Como se puede observar de una simple lectura de la pieza en estudio, en esta Instancia la administradora de la tarjeta de crédito se limitó a efectuar idénticas consideraciones que aquellas que ya hubiera realizado en la anterior instancia, sin criticar con la seriedad y suficiencia necesaria los argumentos arriba sintéticamente mencionados.

Repárese que, en lo atinente a la prueba de haber suministrado la información necesaria, insiste la recurrente en que los términos y condiciones de su plan se encuentran disponibles en su página de internet, más allá de poder replicarse aquí todo lo dicho oportunamente respecto del programa de “Qatar” en lo atinente a los términos y condiciones vigentes al tiempo en que tuvieron lugar los hechos debatidos, en lo que refiere a esta codemandada, siquiera solicitó la producción de la prueba pertinente para que –como mínimo– acreditar fehacientemente cuáles son las cláusulas que rigen el programa membership rewards. Así, su posición –en la medida que se sustenta en el relato unilateral de su propia parte– no puede ser admitido.

Por lo demás, tampoco produjo la prueba pericial contable oportunamente ofrecida y no se acompañaron ni se explicaron –por ejemplo– las cláusulas que rigieron la relación interna entre “American” y “Qatar”. Recuerdo que ella invocó al tiempo de contestar la demanda, que su parte se limitaba a comprar las millas requeridas por los adherentes a su plan y que abonaba por ellas determinada suma a la aerolínea, de allí –explicó– que resultaba imposible revertir el canje de los puntos membership rewards utilizados por sus clientes (ver pto. IV.2).

En definitiva, si prestaron el servicio al cliente dentro del cual la codemandada “American” no puede resultar ajena por el deber de colaboración frente al usuario.

En consecuencia, se rechazará el agravio.

VI. Continuando con el esquema de trabajo delineado ut supra, corresponde abordar a continuación las críticas referidas a la condena a entregar dos pasajes con destino a Bangkok o su equivalente en dinero.

El actor requirió que se aclarara que los pasajes –o su equivalente en dinero– deben corresponder: uno a categoría económica y el restante a business.
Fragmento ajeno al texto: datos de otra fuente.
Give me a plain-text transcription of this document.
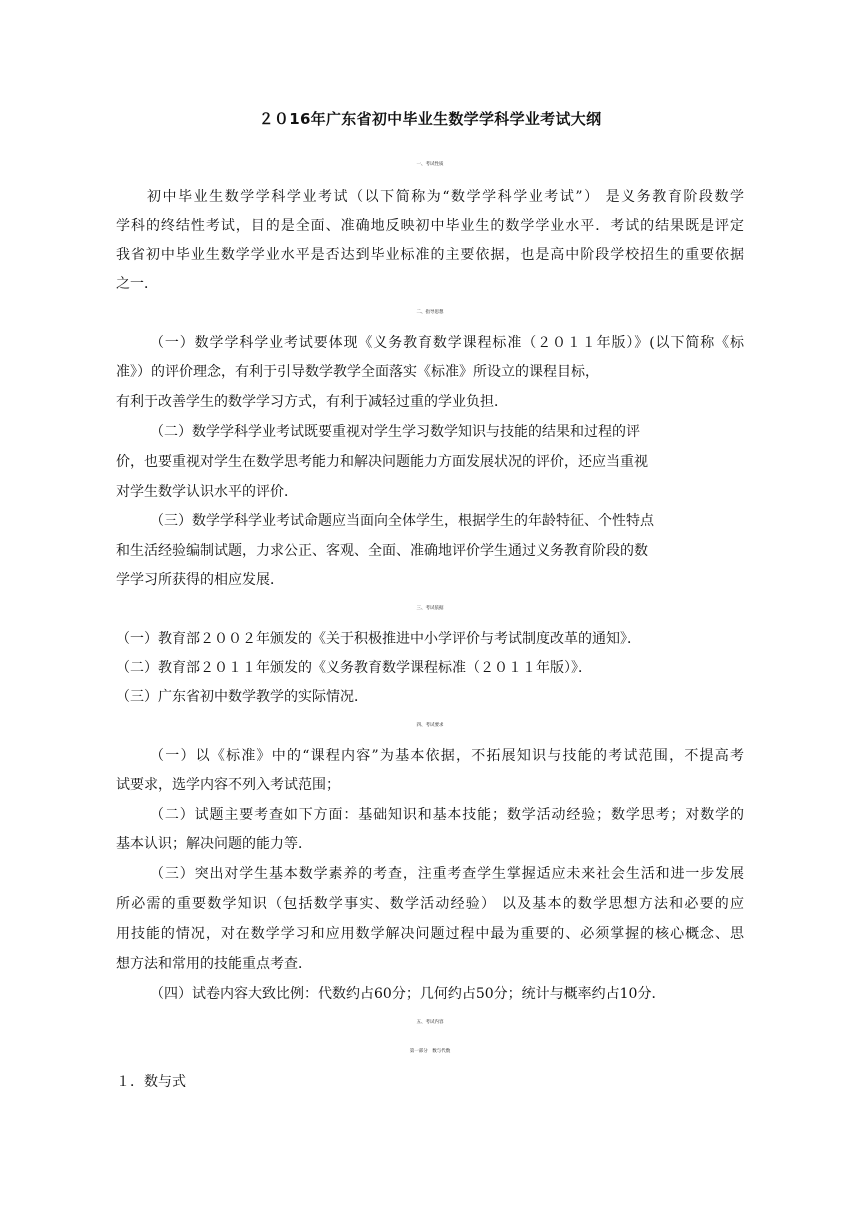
２０16年广东省初中毕业生数学学科学业考试大纲
一、考试性质
初中毕业生数学学科学业考试（以下简称为“数学学科学业考试”） 是义务教育阶段数学
学科的终结性考试，目的是全面、准确地反映初中毕业生的数学学业水平．考试的结果既是评定
我省初中毕业生数学学业水平是否达到毕业标准的主要依据，也是高中阶段学校招生的重要依据
之一．
二、指导思想
（一）数学学科学业考试要体现《义务教育数学课程标准（２０１１年版）》(以下简称《标
准》）的评价理念，有利于引导数学教学全面落实《标准》所设立的课程目标，
有利于改善学生的数学学习方式，有利于减轻过重的学业负担．
（二）数学学科学业考试既要重视对学生学习数学知识与技能的结果和过程的评
价，也要重视对学生在数学思考能力和解决问题能力方面发展状况的评价，还应当重视
对学生数学认识水平的评价．
（三）数学学科学业考试命题应当面向全体学生，根据学生的年龄特征、个性特点
和生活经验编制试题，力求公正、客观、全面、准确地评价学生通过义务教育阶段的数
学学习所获得的相应发展．
三、考试依据
（一）教育部２００２年颁发的《关于积极推进中小学评价与考试制度改革的通知》．
（二）教育部２０１１年颁发的《义务教育数学课程标准（２０１１年版）》．
（三）广东省初中数学教学的实际情况．
四、考试要求
（一）以《标准》中的“课程内容”为基本依据，不拓展知识与技能的考试范围，不提高考
试要求，选学内容不列入考试范围；
（二）试题主要考查如下方面：基础知识和基本技能；数学活动经验；数学思考；对数学的
基本认识；解决问题的能力等．
（三）突出对学生基本数学素养的考查，注重考查学生掌握适应未来社会生活和进一步发展
所必需的重要数学知识（包括数学事实、数学活动经验） 以及基本的数学思想方法和必要的应
用技能的情况，对在数学学习和应用数学解决问题过程中最为重要的、必须掌握的核心概念、思
想方法和常用的技能重点考查．
（四）试卷内容大致比例：代数约占60分；几何约占50分；统计与概率约占10分．
五、考试内容
第一部分　数与代数
１．数与式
Por su parte, la aerolínea cuestionó que la condena resultaría de cumplimiento imposible, en primer lugar por cuanto su empresa ha tomado la decisión de dejar de operar vuelos de pasajeros desde y hacia nuestro país; por el otro, por cuanto no existe en el mercado el concepto de “pasaje abierto”.

Criticó además, que no se aclaró que la entrega de los pasajes o bien su equivalente en dinero, debe ser contra el canje de las millas que el actor poseía en el plan de viajero frecuente de su empresa y que –además– aquellos no incluyen los impuestos y cargos que pudieran aplicarse para la adquisición de esos tickets.

Finalmente, “American” también consideró que resultaba imposible para su parte cumplir con la condena por cuanto no es una agencia de viajes ni una aerolínea.

Llegado a este punto, parece oportuno reiterar los términos de la condena arribada en la anterior instancia. Allí, el Sr. Juez a quo en el punto IV.I, al cual se remite en la parte resolutoria de su pronunciamiento, decidió “…la entrega de dos boletos aéreos abiertos de ida y vuelta -con fecha de regreso a los veinte (20) días- en la compañía aérea Qatar Airways Group con destino a la ciudad de Bangkok o su valor equivalente, tomando como pauta el precio de un boleto en el mes de enero. Dicha suma no devengará intereses por cuanto corresponderá al valor de los pasajes en el mercado al momento de ejecutar la sentencia…”.

Parece de toda obviedad que en la medida que la codemandada ya no opera vuelos de pasajeros en nuestro país, la entrega de los tickets de esa empresa (tal lo establecido en el decisorio recurrido) devino de imposible cumplimiento, debe acudirse a la solución alternativa allí también fijada.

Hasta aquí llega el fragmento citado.